- Author: Enjelicious
- Website: Lezhin Comics
- Current status/schedule: Complete
- Launch date: January 2017
- Publisher: Lezhin Comics
- Genre(s): Thriller, Romance, Yuri

= The Third Party (webtoon) =

2017 webtoon

The Third Party is a thriller romance webtoon created by Filipino artist Enjelicious. The series follows a love triangle at a television broadcast company between the CEO's daughter, Jeong Hui, a news anchor, Sang Hun, and a production director, Hae Jin. It began publishing weekly on Lezhin Comics between January 2017 and April 2018 after winning first place in Lezhin Comics' inaugural US comic contest.

== Plot ==
Gu Jeong Hui, the daughter of a rich television broadcast CEO, has always followed her families wishes for her, including marrying news anchor Sang Hun, despite feeling no love toward him. When Jeong Hui begins working at her fathers company she meets Moon Hae Jin, a production director, and the two form a strong connection to soon sparks into a romantic relationship.

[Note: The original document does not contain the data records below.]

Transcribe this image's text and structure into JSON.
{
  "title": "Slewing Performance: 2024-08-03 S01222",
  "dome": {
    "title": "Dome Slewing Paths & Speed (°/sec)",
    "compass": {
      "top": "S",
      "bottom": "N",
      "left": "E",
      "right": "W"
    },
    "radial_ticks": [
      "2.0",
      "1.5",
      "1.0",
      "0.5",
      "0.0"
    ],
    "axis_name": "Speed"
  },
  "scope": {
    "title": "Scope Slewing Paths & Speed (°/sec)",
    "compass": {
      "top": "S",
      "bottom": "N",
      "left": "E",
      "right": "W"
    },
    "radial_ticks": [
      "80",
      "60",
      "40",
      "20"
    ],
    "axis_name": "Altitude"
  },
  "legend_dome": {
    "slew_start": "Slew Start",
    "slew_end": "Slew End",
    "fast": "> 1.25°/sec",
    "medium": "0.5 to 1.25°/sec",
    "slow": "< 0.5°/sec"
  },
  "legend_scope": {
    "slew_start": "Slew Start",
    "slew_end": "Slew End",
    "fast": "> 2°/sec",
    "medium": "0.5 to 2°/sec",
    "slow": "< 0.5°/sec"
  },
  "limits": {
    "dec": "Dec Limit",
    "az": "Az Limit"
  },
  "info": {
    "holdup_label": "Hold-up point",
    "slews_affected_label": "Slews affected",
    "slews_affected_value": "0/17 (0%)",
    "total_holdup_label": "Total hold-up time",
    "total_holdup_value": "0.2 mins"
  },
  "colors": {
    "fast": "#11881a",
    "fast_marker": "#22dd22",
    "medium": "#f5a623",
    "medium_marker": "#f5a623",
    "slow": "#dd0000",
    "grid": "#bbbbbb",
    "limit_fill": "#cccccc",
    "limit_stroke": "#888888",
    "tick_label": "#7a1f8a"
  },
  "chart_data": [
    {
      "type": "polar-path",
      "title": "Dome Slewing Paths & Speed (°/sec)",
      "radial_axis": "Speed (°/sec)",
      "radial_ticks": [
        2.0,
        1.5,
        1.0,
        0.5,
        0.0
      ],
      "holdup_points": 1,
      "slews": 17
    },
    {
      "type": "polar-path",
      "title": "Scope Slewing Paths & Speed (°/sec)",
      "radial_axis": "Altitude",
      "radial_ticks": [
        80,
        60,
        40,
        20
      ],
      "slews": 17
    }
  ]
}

However Jeong Hui is unaware of Hae Jin true motivation to work at the company; to get revenge on the death of her father.

== Reception ==
In a review for WomenWriteAboutComics, Ari Sadler praised the series for being well written and paced, remarking that "the dialogue doesn't feel forced or cheesy and the actions of characters are believable" and finally summarizing "do you want a well drawn and presented dramatic story with understandable characters that are put into heart pounding and rage inducing situations? Then you should read The Third Party." Comic Book Resources also included the series in their "Steamiest Webtoons for Mature Romance Readers" list.